I was confused by how LDA (by the original variational inference) can be implemented in a way such that the number of operations for each document $j$ is $\mathcal{O}(N_j~K)$, where $N_j$ is the unique number of words in $j$ and $K$ is the number of topics. In the original paper by Blei, their inference is done by scanning through each individual word (not unique) for the variational parameter $\gamma_{jik}$ where $i$ is the $i$th word in document $j$.

In an email from the topic modeling mailing list, the authors (Prof. Blei) also said that

the complexity of mean-field variational inference is actually
O(NKV). the reason is that, in a document, we need not compute
posterior multinomials for each instance of each term but only once
for each unique term in that document. in the LDA paper, we did not
write things down that way to make the math simpler. (though, we
should have mentioned this speed-up.)

if you'll look at the LDA-C code, which is on my web-site, you'll see
that we only need to iterate through the unique terms of each document
for each iteration of variational inference.

For me, it will take up too much time to look at the C code. Can anyone provide an intuitive way on how to implement VB LDA by iterating thru each document's unique word?

Best Answer

Thanks to Prof. Dave Blei's reply, I now got it.

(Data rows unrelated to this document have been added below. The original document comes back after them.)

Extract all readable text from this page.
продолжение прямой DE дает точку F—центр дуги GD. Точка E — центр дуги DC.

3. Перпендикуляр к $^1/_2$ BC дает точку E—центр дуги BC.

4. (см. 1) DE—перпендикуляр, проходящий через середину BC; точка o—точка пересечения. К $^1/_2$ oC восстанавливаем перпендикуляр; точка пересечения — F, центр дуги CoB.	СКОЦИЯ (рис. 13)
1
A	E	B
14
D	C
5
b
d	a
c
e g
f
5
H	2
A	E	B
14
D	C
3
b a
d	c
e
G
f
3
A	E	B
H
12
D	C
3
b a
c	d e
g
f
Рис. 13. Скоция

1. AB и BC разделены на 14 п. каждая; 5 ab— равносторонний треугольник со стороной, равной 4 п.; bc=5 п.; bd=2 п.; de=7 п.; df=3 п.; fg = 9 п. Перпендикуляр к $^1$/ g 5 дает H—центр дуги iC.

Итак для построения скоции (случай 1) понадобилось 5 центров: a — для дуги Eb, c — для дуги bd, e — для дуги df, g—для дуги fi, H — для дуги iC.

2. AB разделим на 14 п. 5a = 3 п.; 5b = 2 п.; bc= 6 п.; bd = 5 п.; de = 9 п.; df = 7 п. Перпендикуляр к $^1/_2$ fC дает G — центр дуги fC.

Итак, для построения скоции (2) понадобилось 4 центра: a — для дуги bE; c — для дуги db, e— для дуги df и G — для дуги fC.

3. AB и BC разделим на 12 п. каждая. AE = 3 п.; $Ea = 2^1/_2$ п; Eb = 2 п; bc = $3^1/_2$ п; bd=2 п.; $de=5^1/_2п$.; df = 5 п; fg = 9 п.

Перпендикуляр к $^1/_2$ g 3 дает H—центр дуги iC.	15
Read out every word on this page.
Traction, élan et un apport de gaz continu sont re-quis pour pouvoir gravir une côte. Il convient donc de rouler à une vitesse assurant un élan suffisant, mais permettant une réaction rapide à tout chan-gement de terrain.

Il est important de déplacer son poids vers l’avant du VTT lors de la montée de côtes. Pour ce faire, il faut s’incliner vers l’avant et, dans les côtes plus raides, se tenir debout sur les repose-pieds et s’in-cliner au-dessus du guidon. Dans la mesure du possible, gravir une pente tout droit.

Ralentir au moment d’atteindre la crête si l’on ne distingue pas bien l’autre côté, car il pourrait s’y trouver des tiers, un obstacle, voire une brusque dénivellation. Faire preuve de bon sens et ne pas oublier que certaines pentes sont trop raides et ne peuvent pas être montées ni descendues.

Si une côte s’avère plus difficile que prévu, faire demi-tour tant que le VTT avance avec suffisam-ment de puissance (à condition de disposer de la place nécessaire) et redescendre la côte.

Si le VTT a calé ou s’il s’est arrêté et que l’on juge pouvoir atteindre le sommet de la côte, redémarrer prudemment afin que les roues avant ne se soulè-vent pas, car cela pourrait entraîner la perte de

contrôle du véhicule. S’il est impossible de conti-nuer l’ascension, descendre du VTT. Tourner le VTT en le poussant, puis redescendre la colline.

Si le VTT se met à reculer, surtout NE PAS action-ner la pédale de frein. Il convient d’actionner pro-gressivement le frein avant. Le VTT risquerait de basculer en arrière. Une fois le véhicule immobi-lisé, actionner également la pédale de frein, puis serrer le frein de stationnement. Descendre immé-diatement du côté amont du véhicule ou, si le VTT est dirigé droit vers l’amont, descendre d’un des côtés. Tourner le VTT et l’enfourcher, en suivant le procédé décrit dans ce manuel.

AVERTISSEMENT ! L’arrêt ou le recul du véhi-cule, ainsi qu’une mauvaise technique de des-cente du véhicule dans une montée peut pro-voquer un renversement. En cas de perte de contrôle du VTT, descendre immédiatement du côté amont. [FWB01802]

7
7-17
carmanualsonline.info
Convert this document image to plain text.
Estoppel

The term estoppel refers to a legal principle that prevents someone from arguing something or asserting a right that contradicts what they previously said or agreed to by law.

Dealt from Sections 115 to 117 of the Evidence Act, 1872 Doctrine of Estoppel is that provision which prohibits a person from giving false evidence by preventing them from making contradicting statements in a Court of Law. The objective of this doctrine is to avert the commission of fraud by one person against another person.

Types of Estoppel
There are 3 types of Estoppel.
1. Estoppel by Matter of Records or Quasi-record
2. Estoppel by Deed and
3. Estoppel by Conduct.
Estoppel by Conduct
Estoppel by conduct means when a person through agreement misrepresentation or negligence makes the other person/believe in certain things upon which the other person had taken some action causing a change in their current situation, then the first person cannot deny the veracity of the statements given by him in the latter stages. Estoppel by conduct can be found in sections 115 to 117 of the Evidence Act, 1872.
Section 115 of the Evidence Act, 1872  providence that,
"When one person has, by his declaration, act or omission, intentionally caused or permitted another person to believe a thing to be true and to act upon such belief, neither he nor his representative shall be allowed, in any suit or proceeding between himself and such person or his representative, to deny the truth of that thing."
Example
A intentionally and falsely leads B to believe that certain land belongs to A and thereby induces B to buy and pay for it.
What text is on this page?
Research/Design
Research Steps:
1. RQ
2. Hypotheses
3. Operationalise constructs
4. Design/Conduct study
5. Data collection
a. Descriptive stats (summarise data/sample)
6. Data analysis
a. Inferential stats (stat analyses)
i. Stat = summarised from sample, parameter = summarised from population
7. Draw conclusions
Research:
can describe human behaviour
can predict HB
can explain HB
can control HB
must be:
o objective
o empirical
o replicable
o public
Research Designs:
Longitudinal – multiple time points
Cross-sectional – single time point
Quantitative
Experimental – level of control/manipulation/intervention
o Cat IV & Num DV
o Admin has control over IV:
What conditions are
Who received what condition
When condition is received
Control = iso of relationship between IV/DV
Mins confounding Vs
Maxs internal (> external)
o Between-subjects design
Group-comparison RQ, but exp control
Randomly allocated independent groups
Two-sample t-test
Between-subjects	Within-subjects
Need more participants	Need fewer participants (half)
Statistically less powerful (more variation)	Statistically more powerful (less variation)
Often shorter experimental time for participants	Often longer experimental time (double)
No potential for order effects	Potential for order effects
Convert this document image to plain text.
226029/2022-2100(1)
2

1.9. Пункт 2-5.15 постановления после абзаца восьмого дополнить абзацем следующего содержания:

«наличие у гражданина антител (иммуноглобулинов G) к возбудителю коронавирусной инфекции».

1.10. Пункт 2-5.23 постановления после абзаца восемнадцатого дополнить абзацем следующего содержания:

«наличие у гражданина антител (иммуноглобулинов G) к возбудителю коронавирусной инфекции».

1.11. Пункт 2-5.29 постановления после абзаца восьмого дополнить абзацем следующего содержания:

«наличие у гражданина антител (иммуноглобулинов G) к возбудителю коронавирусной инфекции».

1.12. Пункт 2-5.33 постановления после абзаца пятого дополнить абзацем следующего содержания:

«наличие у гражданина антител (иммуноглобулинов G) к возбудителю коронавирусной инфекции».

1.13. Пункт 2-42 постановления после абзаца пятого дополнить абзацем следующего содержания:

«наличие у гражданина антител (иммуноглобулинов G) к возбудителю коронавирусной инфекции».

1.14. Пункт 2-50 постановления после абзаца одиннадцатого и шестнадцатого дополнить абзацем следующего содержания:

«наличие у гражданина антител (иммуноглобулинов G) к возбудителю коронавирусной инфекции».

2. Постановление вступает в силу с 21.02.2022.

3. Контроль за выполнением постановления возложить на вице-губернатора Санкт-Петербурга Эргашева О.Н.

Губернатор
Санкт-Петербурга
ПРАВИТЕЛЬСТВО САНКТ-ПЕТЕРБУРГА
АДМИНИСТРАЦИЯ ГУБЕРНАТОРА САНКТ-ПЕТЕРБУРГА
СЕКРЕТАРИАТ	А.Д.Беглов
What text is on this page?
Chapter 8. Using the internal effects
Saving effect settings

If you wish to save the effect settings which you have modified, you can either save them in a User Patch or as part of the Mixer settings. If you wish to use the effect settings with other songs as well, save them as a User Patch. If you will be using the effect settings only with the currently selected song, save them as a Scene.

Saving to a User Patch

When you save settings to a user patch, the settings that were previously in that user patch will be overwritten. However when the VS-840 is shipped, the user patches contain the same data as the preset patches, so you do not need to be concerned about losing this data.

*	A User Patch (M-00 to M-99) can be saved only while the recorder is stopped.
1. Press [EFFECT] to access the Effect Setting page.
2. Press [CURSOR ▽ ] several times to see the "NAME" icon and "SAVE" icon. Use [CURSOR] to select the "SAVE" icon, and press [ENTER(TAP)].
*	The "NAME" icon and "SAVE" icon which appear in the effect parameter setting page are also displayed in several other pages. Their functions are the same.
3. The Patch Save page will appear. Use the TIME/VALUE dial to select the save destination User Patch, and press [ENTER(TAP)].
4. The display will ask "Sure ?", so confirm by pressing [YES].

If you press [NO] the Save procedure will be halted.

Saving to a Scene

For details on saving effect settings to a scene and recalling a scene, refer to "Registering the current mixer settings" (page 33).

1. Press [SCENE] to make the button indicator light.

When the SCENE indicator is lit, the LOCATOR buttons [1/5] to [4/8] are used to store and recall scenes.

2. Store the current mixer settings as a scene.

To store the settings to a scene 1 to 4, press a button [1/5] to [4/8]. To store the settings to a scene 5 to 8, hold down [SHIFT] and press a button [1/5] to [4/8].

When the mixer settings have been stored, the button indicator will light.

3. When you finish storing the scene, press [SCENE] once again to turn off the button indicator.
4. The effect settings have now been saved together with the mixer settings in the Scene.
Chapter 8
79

So it turns out that this simply comes from some algebra trick. There's indeed a variational multinomial distribution, with parameter $\phi_{jik}$, for the $i$th word and $j$th document, regarding the $k$th topic/component. When we are doing updates $\phi_{jik}$, it goes like this: $$\phi_{jik}\propto \beta_{kw_i}~exp\Big(E\big[log\theta_{jk}\big] + E\big[log\beta_{kw_i}\big]\Big)$$

where $w_i$ is the index of word $i$. Therefore, the update will be the same if two words are the same element in the vocabulary (say, word 1 and word 17 are both "bayes"). In this case, we can collapse them into one single term, namely "term", instead of word, variational factor. After we do so, we need to aggregate the effects of multiple terms when updating other parameters like $\gamma$ and $\lambda$. There's no need to re-derive the equations.

Reference: M. D. Hoffman, D. M. Blei, and F. Bach, “Online Learning for Latent Dirichlet Allocation,” Adv. Neural Inf. Process. Syst., vol. 23, pp. 1–9, 2010.